"Reakcja świata jest żałosna". Dramatyczny apel sekretarza generalnego ONZ
Pomimo perspektywy katastrofy klimatycznej, reakcja świata na to zagrożenie pozostaje żałosna - stwierdził w czwartek sekretarz generalny ONZ Antonio Guterres. Ponownie skrytykował stosowanie paliw kopalnych, które określił jako "niezgodne z ideą przetrwania ludzkości".
- Pędzimy w kierunku katastrofy z szeroko otwartymi oczami, a zbyt wielu ludzi jest gotowych postawić wszystko na myślenie życzeniowe, niesprawdzone technologie lub srebrne kule – powiedział Antonio Guterres na konferencji prasowej.
- Obecna polityka prowadzi świat do ocieplenia o +2,8 st. C do końca stulecia. To zwiastuje katastrofę. Jednak światowa reakcja jest żałosna - mówił.
"Czas się obudzić i przyspieszyć"
Jego zdaniem wiele krajów jest dalekich od wywiązania się ze swoich obietnic i zobowiązań klimatycznych. - Widzę brak ambicji. Brak zaufania. Brak wsparcia. Brak współpracy.
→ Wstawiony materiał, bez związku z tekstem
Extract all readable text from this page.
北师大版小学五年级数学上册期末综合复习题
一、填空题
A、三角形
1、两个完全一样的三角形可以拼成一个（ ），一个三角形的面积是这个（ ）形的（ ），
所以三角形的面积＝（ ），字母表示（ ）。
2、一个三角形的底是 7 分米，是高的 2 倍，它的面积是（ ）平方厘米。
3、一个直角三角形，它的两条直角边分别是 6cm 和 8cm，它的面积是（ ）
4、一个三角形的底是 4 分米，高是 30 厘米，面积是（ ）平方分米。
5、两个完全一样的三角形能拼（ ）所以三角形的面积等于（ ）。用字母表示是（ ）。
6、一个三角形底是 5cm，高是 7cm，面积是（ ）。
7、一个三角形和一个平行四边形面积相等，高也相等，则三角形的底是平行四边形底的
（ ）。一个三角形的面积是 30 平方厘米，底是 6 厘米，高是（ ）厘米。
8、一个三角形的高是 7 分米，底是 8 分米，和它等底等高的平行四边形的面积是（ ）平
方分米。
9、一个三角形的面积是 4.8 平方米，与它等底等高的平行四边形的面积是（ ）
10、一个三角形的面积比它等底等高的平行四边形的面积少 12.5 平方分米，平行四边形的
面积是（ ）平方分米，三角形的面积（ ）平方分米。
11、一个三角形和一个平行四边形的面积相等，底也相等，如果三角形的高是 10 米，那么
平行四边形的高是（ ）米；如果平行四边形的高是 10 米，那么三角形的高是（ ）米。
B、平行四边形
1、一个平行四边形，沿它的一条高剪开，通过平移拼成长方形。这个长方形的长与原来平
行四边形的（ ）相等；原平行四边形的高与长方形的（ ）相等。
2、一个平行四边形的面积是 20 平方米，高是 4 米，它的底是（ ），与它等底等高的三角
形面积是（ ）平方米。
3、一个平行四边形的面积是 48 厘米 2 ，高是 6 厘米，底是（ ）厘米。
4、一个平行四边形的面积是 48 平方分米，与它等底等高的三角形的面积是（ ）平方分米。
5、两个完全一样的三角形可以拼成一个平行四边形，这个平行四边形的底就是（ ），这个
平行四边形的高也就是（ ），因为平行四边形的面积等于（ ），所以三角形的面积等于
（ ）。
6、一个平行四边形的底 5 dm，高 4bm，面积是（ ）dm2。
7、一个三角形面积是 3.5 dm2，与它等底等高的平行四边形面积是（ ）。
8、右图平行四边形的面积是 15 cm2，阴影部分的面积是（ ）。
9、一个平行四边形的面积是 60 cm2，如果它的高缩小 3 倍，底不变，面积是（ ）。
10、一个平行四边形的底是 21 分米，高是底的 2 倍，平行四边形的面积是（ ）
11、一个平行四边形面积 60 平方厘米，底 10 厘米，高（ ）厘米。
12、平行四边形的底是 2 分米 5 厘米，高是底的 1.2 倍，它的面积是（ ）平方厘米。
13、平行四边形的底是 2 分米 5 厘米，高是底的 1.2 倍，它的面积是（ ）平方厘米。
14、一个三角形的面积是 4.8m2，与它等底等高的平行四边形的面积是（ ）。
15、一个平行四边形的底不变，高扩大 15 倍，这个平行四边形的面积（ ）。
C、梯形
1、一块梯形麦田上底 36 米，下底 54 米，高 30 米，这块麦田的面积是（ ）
Czas się obudzić i przyspieszyć - apelował.
Podkreślił jednak, że nadal wierzy w to, iż respektowanie idealnego celu porozumienia klimatycznego, jakim jest ograniczenie globalnego ocieplenia do 1,5 st. C, jest nadal możliwe.
Dalsza część artykułu pod materiałem wideo
- Ale w tym celu musimy działać natychmiast, zaczynając od brudnego serca kryzysu klimatycznego: paliw kopalnych. Problemem nie są tylko emisje powstałe w wyniku używania paliw kopalnych. Paliwa kopalne same w sobie są problemem, kropka - stwierdził Guterres.
Spór o paliwa kopalne
Komentarze Guterresa pojawiły się po tym, jak Zjednoczone Emiraty Arabskie, które będą gospodarzem szczytu ONZ w sprawie zmian klimatu (COP28) w tym roku, stwierdziły, że rozmowy powinny koncentrować się na stopniowym ograniczeniu emisji gazów spowodowanych przez paliwa kopane, a nie stopniowemu ograniczaniu ich użycia. Negocjatorzy walczą o uzgodnienie agendy COP28, która ma się rozpocząć 30 listopada, ale póki co nie mogą dojść do porozumienia.
Niektóre bogate państwa zachodnie i kraje wyspiarskie, dotknięte zmianami klimatycznymi, naciskają na stopniowe wycofywanie paliw kopalnych. Z kolei kraje bogate w zasoby prowadzą kampanię na rzecz kontynuowania ich wydobycia.